The thing is, the problem with AAA isn’t devs who need to “learn” anything about how to release a “good” game, it’s the people who fund game development trying to simultaneously mitigate risk, maximize profit, and limit development time. This leads to underfunded, understaffed dev teams being put through crunch in order to churn out games at a pace that will make the most money in the shortest amount of time so that the cycle can begin again. Meanwhile, braindead commentators like IGN or moistCr1tikal boil it down to devs just being too lazy to make good games anymore. This IS bad for the industry because it signals to investors that this should be the new normal, and by “new normal” they don’t mean “AAA games that are actually good” because ah yes, wouldn’t it be nice if the problem was simply that AAA developers were just not putting effort and love and quality into their games and if only they’d let Baldur’s Gate into their hearts, they’d make GOOD games again!
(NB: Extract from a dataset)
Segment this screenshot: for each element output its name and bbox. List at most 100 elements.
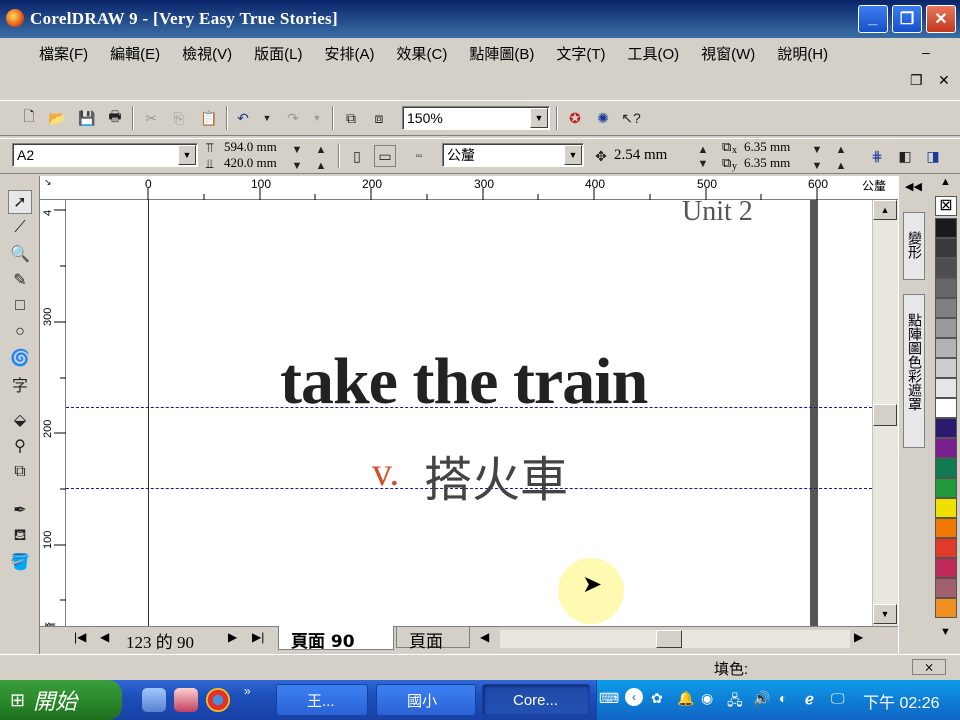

But that’s not the new normal this would represent. What investors see is the need for increased scope, longer dev cycles, more work, more crunch, more of what is destroying the games industry at every level (funnily “redoubling their efforts” is exactly the problem here), not just AAA. It has nothing to do with “quality” or “love” (I guarantee you some of the people who design even some of the shittiest AAA tripe have a comparable amount of love for the projects they work on as anyone working on BG3) and literally nothing about microtransactions? I don’t know of a single dev at any level who would insist on the inclusion of microtransactions? I feel like a lot of this is just projecting other (tbf legitimate) issues with AAA game development, but again, the issue isn’t lazy, creatively bankrupt developers turning their noses up at “proof” they can do better, it’s the very real concern that this being seen as a new standard could deepen the issues which harm the medium of video games as a whole as well as the people who work on them.